Do lado de fora do hotel, sem saber exatamente o que acontecia na cobertura, mas intuindo que o momento era chegado, James e Henry vestiram as máscaras e passaram pela porta dos fundos, entre uma ronda e outra de soldados.

A dupla chegava à cobertura quando James ouviu os gritos de dor e apelos desesperados de Thea. Seu coração começou a bater forte e ele enxergou tudo em vermelho. Antes que pudesse fazer qualquer coisa a raiva rugiu dentro dele, consumindo-o por inteiro.

Henry congelou quando sentiu a hostilidade de James e, instintivamente, deu alguns passos para trás, tremendo de medo injustificado.

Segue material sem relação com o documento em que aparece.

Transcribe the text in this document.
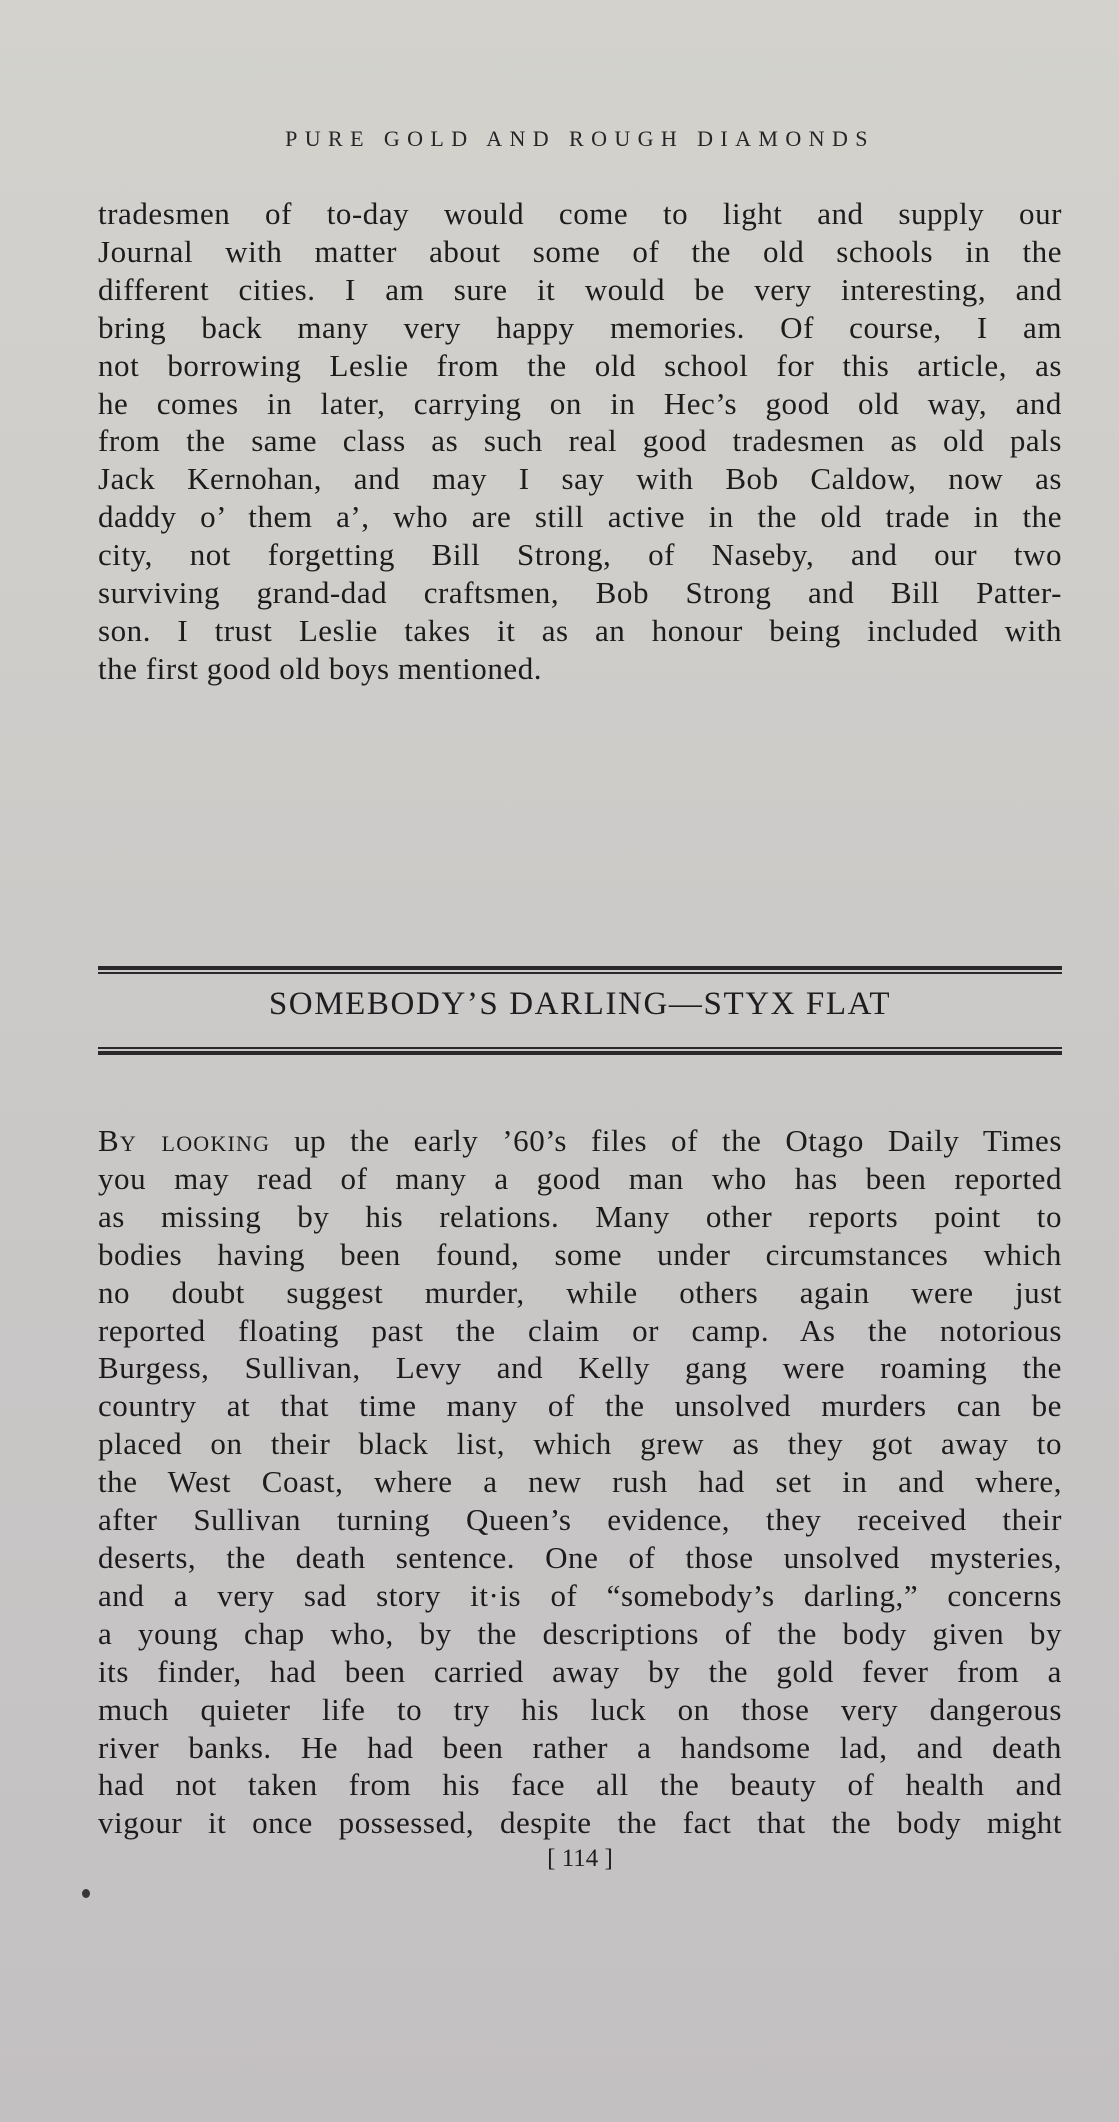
PURE GOLD AND ROUGH DIAMONDS
tradesmen of to-day would come to light and supply our
Journal with matter about some of the old schools in the
different cities. I am sure it would be very interesting, and
bring back many very happy memories. Of course, I am
not borrowing Leslie from the old school for this article, as
he comes in later, carrying on in Hec’s good old way, and
from the same class as such real good tradesmen as old pals
Jack Kernohan, and may I say with Bob Caldow, now as
daddy o’ them a’, who are still active in the old trade in the
city, not forgetting Bill Strong, of Naseby, and our two
surviving grand-dad craftsmen, Bob Strong and Bill Patter-
son. I trust Leslie takes it as an honour being included with
the first good old boys mentioned.
SOMEBODY’S DARLING—STYX FLAT
By looking up the early ’60’s files of the Otago Daily Times
you may read of many a good man who has been reported
as missing by his relations. Many other reports point to
bodies having been found, some under circumstances which
no doubt suggest murder, while others again were just
reported floating past the claim or camp. As the notorious
Burgess, Sullivan, Levy and Kelly gang were roaming the
country at that time many of the unsolved murders can be
placed on their black list, which grew as they got away to
the West Coast, where a new rush had set in and where,
after Sullivan turning Queen’s evidence, they received their
deserts, the death sentence. One of those unsolved mysteries,
and a very sad story it·is of “somebody’s darling,” concerns
a young chap who, by the descriptions of the body given by
its finder, had been carried away by the gold fever from a
much quieter life to try his luck on those very dangerous
river banks. He had been rather a handsome lad, and death
had not taken from his face all the beauty of health and
vigour it once possessed, despite the fact that the body might
[ 114 ]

Em todos os anos ao lado de James, ele só o tinha visto tão furioso uma vez, quando, um ano atrás, uma grande batalha eclodiu nas Planícies do Sul. Centenas de homens do Exército do Dragão Negro foram exterminados tragicamente, nas mãos do inimigo, pegos em uma armadilha. Em um ataque de raiva incontrolável, James avançou sozinho para a fortaleza inimiga e, durante aquela batalha, o sangue fluiu livremente como um rio e cadáveres foram empilhados tão alto quanto uma montanha. O massacre só terminou quando James trouxe a cabeça do general inimigo de volta para sua base.

Trent Xavier deslizava a adaga pela garganta de Thea.

― Eu vou te dar uma última chance ― ele disse friamente ― quem foi a pessoa que você salvou? ―

A porta se abriu com um estrondo alto e a resposta veio, ainda mais sonora:

― Fui eu! ― O rugido de James, cheio de malícia e sede de sangue, ressoou pelo salão.